Which means for our asset as example:
  • Compared with the benchmark SPY (8.49 ) in the period of the last 5 years, the Ulcer Ratio of 5.97 of US Market Strategy Unhedged is lower, thus better.
  • Compared with SPY (5.55 ) in the period of the last 3 years, the Ulcer Ratio of 6.07 is higher, thus worse.

MaxDD:

'A maximum drawdown is the maximum loss from a peak to a trough of a portfolio, before a new peak is attained. Maximum Drawdown is an indicator of downside risk over a specified time period. It can be used both as a stand-alone measure or as an input into other metrics such as 'Return over Maximum Drawdown' and the Calmar Ratio. Maximum Drawdown is expressed in percentage terms.'

Applying this definition to our asset in some examples:
  • Looking at the maximum DrawDown of -20 days in the last 5 years of US Market Strategy Unhedged, we see it is relatively higher, thus better in comparison to the benchmark SPY (-24.5 days)
  • During the last 3 years, the maximum drop from peak to valley is -18.9 days, which is lower, thus worse than the value of -18.8 days from the benchmark.

MaxDuration:

'The Drawdown Duration is the length of any peak to peak period, or the time between new equity highs.

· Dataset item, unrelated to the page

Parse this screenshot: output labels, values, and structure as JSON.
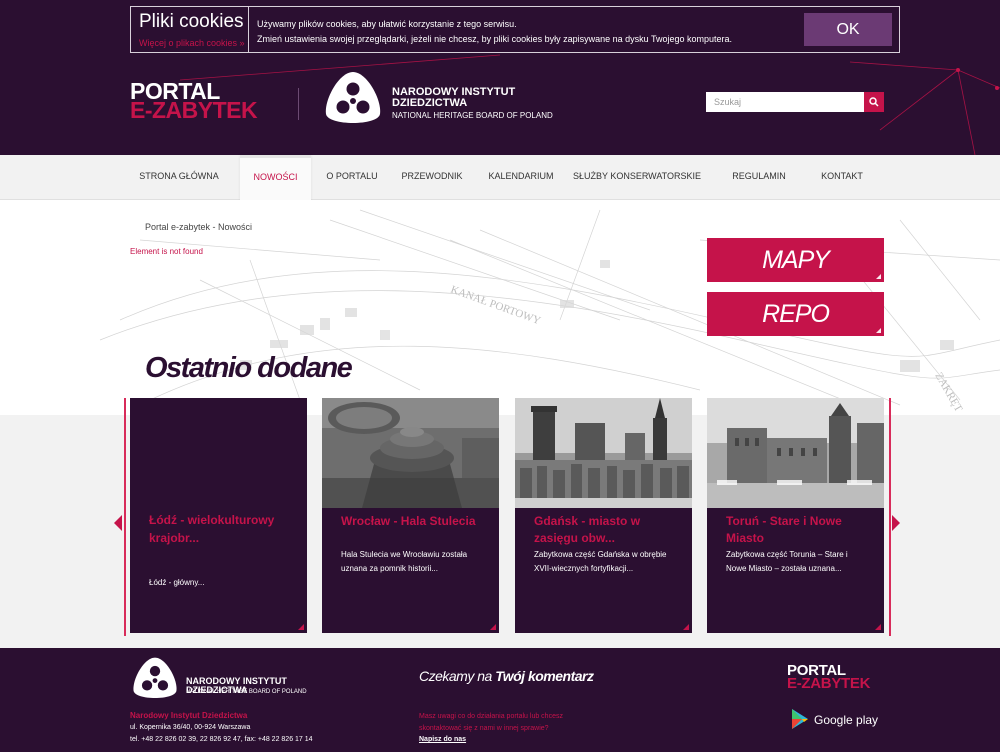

The Max Drawdown Duration is the worst (the maximum/longest) amount of time an investment has seen between peaks (equity highs) in days.'

Applying this definition to our asset in some examples:
  • The maximum days below previous high over 5 years of US Market Strategy Unhedged is 262 days, which is smaller, thus better compared to the benchmark SPY (488 days) in the same period.
  • Looking at maximum days below previous high in of 157 days in the period of the last 3 years, we see it is relatively lower, thus better in comparison to SPY (199 days).

AveDuration:

'The Drawdown Duration is the length of any peak to peak period, or the time between new equity highs. The Avg Drawdown Duration is the average amount of time an investment has seen between peaks (equity highs), or in other terms the average of time under water of all drawdowns. So in contrast to the Maximum duration it does not measure only one drawdown event but calculates the average of all.'

Which means for our asset as example:
  • Compared with the benchmark SPY (119 days) in the period of the last 5 years, the average time in days below previous high water mark of 50 days of US Market Strategy Unhedged is lower, thus better.
  • Compared with SPY (46 days) in the period of the last 3 years, the average time in days below previous high water mark of 38 days is lower, thus better.

Performance (YTD)

Historical returns have been extended using synthetic data.

Allocations ()

Allocations

Returns (%)

  • Note that yearly returns do not equal the sum of monthly returns due to compounding.
  • Performance results of US Market Strategy Unhedged are hypothetical and do not account for slippage, fees or taxes.
  • Results may be based on backtesting, which has many inherent limitations, some of which are described in our Terms of Use.